O Estrangeiro *

“….Volto para casa. Para o lugar onde, por força do hábito, cada um de nós tem para chamar de lar. Da parada de ônibus, de onde deverei descer, até, são duzentos metros de caminhada. Um caminho muito curto se comparados aos 4.37 anos-luz. Um sorriso e um portão se destravarão quando eu chegar.

As expressões dentro do ônibus são todas tensas, porque é noite e porque ao mesmo tempo em que somos muito violentos, somos frágeis. Outros predadores — assim como nós — estão à espreita. Os ombros dessas expressões estão todos curvados à frente, resultado da labuta diária e da gravidade desse lugar, incompatível com a nossa. Do local de onde viemos.
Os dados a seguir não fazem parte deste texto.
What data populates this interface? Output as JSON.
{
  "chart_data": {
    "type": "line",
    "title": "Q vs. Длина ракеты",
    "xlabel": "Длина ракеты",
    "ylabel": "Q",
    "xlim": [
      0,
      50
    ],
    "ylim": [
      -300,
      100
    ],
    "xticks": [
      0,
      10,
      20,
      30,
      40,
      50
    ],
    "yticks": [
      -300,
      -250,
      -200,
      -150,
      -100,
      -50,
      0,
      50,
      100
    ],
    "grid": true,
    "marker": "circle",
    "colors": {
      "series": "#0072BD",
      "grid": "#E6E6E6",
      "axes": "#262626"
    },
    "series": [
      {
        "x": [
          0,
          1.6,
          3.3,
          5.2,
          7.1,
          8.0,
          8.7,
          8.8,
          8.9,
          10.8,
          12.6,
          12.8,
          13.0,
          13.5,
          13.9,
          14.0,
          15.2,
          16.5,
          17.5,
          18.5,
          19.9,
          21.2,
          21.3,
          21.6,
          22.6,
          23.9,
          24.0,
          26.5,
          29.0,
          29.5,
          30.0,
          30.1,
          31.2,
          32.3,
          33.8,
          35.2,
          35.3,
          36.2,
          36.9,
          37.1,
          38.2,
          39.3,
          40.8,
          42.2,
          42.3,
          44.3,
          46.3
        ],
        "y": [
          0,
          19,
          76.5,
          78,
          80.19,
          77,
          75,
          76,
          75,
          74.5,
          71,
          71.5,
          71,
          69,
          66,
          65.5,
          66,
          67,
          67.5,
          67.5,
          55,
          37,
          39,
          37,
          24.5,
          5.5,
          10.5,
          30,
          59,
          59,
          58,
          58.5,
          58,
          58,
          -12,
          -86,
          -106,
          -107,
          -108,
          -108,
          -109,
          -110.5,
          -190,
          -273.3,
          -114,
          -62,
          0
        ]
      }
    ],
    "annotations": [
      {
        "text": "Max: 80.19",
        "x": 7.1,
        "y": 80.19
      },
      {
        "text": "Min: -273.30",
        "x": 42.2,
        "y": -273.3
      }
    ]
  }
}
Olho para uma criança que dorme no colo da mãe e penso no tempo estúpido em que se porá de pé em relação a outros espécimes desse mundo que, por ora, habitamos. O quanto é difícil para nós batalharmos o pão de cada dia, e assim cuidarmos uns dos outros, onde até a luz do sol nos mata. Penso no que essa mulher sofreu para que a cabeça dessa criança- grande para os padrões das espécies desse habitat– passasse no meio de suas pernas.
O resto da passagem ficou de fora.